Mah se troco l'articolo lo posto volentieri....comunque avevo letto su una rivista scientifica online che praticamente la frequenza cardiaca sia a riposo che sotto sforzo era un dato indipendente dalla condizione fisica dell'atleta e soprattutto era completamente indipendente dalla prestazione finale ottenuta.....
Detto questo, io l penso diversamente........tutti gli atleti di un certo calibro, a riposo hanno battiti bassissimi....
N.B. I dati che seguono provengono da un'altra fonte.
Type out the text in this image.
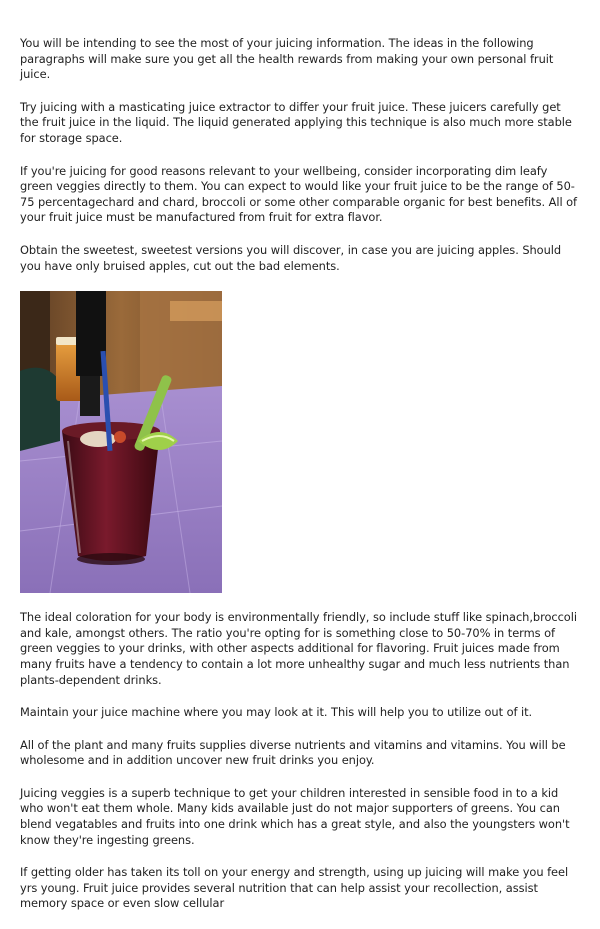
You will be intending to see the most of your juicing information. The ideas in the following paragraphs will make sure you get all the health rewards from making your own personal fruit juice.

Try juicing with a masticating juice extractor to differ your fruit juice. These juicers carefully get the fruit juice in the liquid. The liquid generated applying this technique is also much more stable for storage space.

If you're juicing for good reasons relevant to your wellbeing, consider incorporating dim leafy green veggies directly to them. You can expect to would like your fruit juice to be the range of 50-75 percentagechard and chard, broccoli or some other comparable organic for best benefits. All of your fruit juice must be manufactured from fruit for extra flavor.

Obtain the sweetest, sweetest versions you will discover, in case you are juicing apples. Should you have only bruised apples, cut out the bad elements.

The ideal coloration for your body is environmentally friendly, so include stuff like spinach,broccoli and kale, amongst others. The ratio you're opting for is something close to 50-70% in terms of green veggies to your drinks, with other aspects additional for flavoring. Fruit juices made from many fruits have a tendency to contain a lot more unhealthy sugar and much less nutrients than plants-dependent drinks.

Maintain your juice machine where you may look at it. This will help you to utilize out of it.

All of the plant and many fruits supplies diverse nutrients and vitamins and vitamins. You will be wholesome and in addition uncover new fruit drinks you enjoy.

Juicing veggies is a superb technique to get your children interested in sensible food in to a kid who won't eat them whole. Many kids available just do not major supporters of greens. You can blend vegatables and fruits into one drink which has a great style, and also the youngsters won't know they're ingesting greens.

If getting older has taken its toll on your energy and strength, using up juicing will make you feel yrs young. Fruit juice provides several nutrition that can help assist your recollection, assist memory space or even slow cellular
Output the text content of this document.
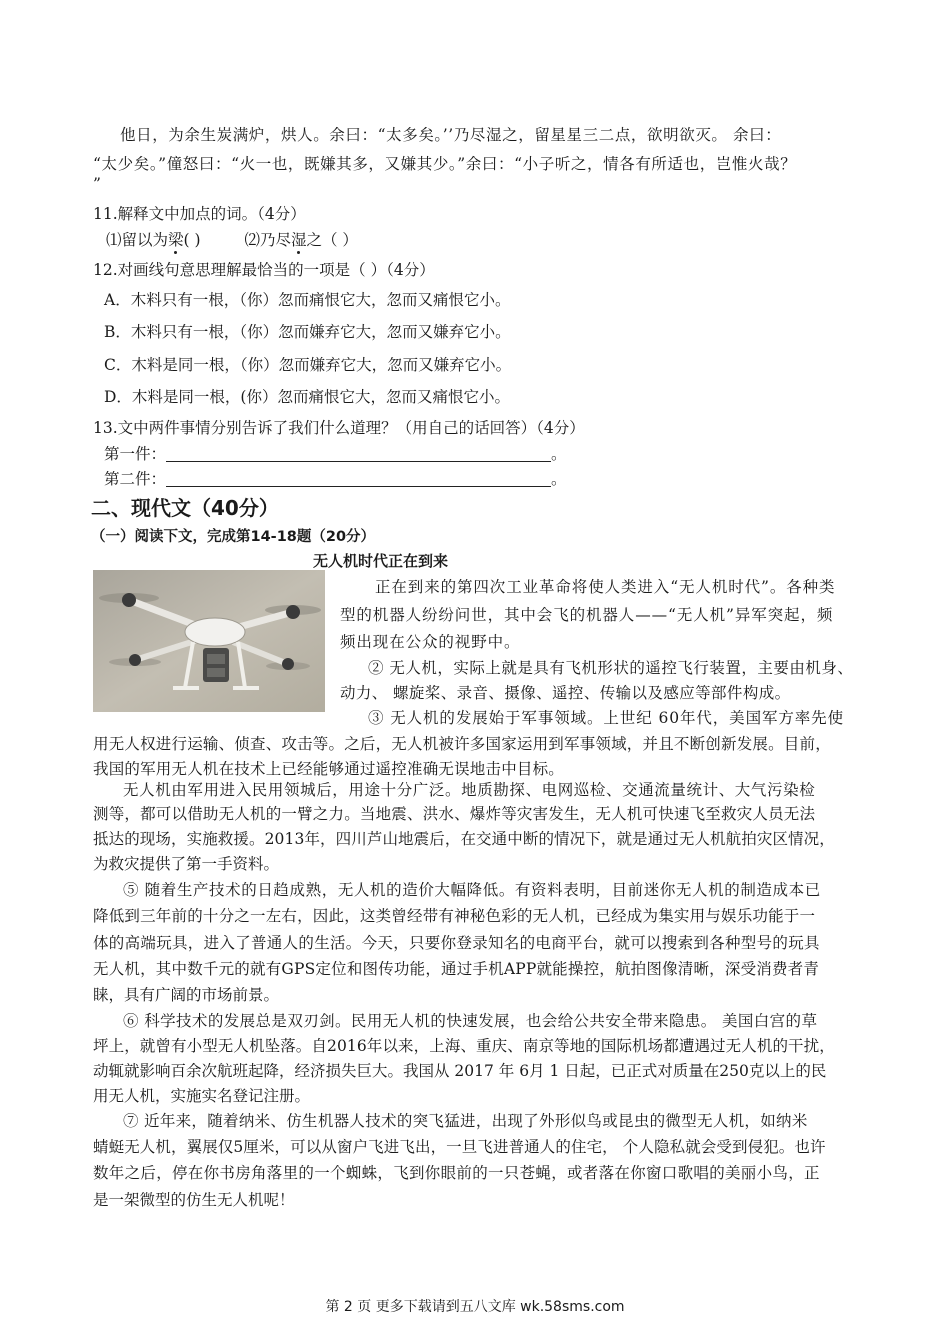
他日，为余生炭满炉，烘人。余曰：“太多矣。’’乃尽湿之，留星星三二点，欲明欲灭。 余曰：
“太少矣。”僮怒曰：“火一也，既嫌其多，又嫌其少。”余曰：“小子听之，情各有所适也，岂惟火哉？
”
11.解释文中加点的词。（4分）
⑴留以为梁( )	⑵乃尽湿之（ ）
12.对画线句意思理解最恰当的一项是（ ）（4分）
A．木料只有一根，（你）忽而痛恨它大，忽而又痛恨它小。
B．木料只有一根，（你）忽而嫌弃它大，忽而又嫌弃它小。
C．木料是同一根，（你）忽而嫌弃它大，忽而又嫌弃它小。
D．木料是同一根，(你）忽而痛恨它大，忽而又痛恨它小。
13.文中两件事情分别告诉了我们什么道理？（用自己的话回答）（4分）
第一件：	。
第二件：	。
二、现代文（40分）
（一）阅读下文，完成第14-18题（20分）
无人机时代正在到来
正在到来的第四次工业革命将使人类进入“无人机时代”。各种类
型的机器人纷纷问世，其中会飞的机器人——“无人机”异军突起，频
频出现在公众的视野中。
② 无人机，实际上就是具有飞机形状的遥控飞行装置，主要由机身、
动力、 螺旋桨、录音、摄像、遥控、传输以及感应等部件构成。
③ 无人机的发展始于军事领域。上世纪 60年代，美国军方率先使
用无人权进行运输、侦查、攻击等。之后，无人机被许多国家运用到军事领域，并且不断创新发展。目前，
我国的军用无人机在技术上已经能够通过遥控准确无误地击中目标。
无人机由军用进入民用领城后，用途十分广泛。地质勘探、电网巡检、交通流量统计、大气污染检
测等，都可以借助无人机的一臂之力。当地震、洪水、爆炸等灾害发生，无人机可快速飞至救灾人员无法
抵达的现场，实施救援。2013年，四川芦山地震后，在交通中断的情况下，就是通过无人机航拍灾区情况，
为救灾提供了第一手资料。
⑤ 随着生产技术的日趋成熟，无人机的造价大幅降低。有资料表明，目前迷你无人机的制造成本已
降低到三年前的十分之一左右，因此，这类曾经带有神秘色彩的无人机，已经成为集实用与娱乐功能于一
体的高端玩具，进入了普通人的生活。今天，只要你登录知名的电商平台，就可以搜索到各种型号的玩具
无人机，其中数千元的就有GPS定位和图传功能，通过手机APP就能操控，航拍图像清晰，深受消费者青
睐，具有广阔的市场前景。
⑥ 科学技术的发展总是双刃剑。民用无人机的快速发展，也会给公共安全带来隐患。 美国白宫的草
坪上，就曾有小型无人机坠落。自2016年以来，上海、重庆、南京等地的国际机场都遭遇过无人机的干扰，
动辄就影响百余次航班起降，经济损失巨大。我国从 2017 年 6月 1 日起，已正式对质量在250克以上的民
用无人机，实施实名登记注册。
⑦ 近年来，随着纳米、仿生机器人技术的突飞猛进，出现了外形似鸟或昆虫的微型无人机，如纳米
蜻蜓无人机，翼展仅5厘米，可以从窗户飞进飞出，一旦飞进普通人的住宅， 个人隐私就会受到侵犯。也许
数年之后，停在你书房角落里的一个蜘蛛，飞到你眼前的一只苍蝇，或者落在你窗口歌唱的美丽小鸟，正
是一架微型的仿生无人机呢！
第 2 页 更多下载请到五八文库 wk.58sms.com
Sul fatto che il numero di battiti cardiaci min e max nulla c'entrino con la prestazione finale ottenuta e ottenibile siamo d'accordo.
Che però con l'allenamento i battiti a riposo scendano è noto.
Il cuore è un muscolo e come tale, se "allenato", è in grado di pompare la stessa quantità di sangue utilizzando meno battiti (ovvero ci mette più tempo a "riempirsi").
Quello che non conta è il valore assoluto in sè.
Il fatto che un atleta parta da 75 BPM a riposo e un altro bradicardico parta da 55 BPM non vuol dire che il secondo andrà più forte del primo : non c'è relazione.
In quanto a statistiche da quanto mi è dato sapere la frequenza a riposo per gli uomini è in media di circa 72 BPM, mentre per le donne è circa 75 BPM.
Sotto i 60 BPM a riposo si è considerati bradicardici. Il che non vuol dire che sia una patologia, specialmente se la bradicardia si è raggiunta con l'allenamento fisico. In fatto di fenomeni, Indurain aveva 28 BPM a riposo, Coppi e Pantani 34 BPM.
Sopra i 90 BPM a riposo si è considerati tachicardici.
In situazione di debilitazione fisica, stress, scarso riposo è possibile che la frequenza a riposo aumenti o addirittura diminuisca anche più del 10%, ma se la cosa è passeggera non c'è da preoccuparsi.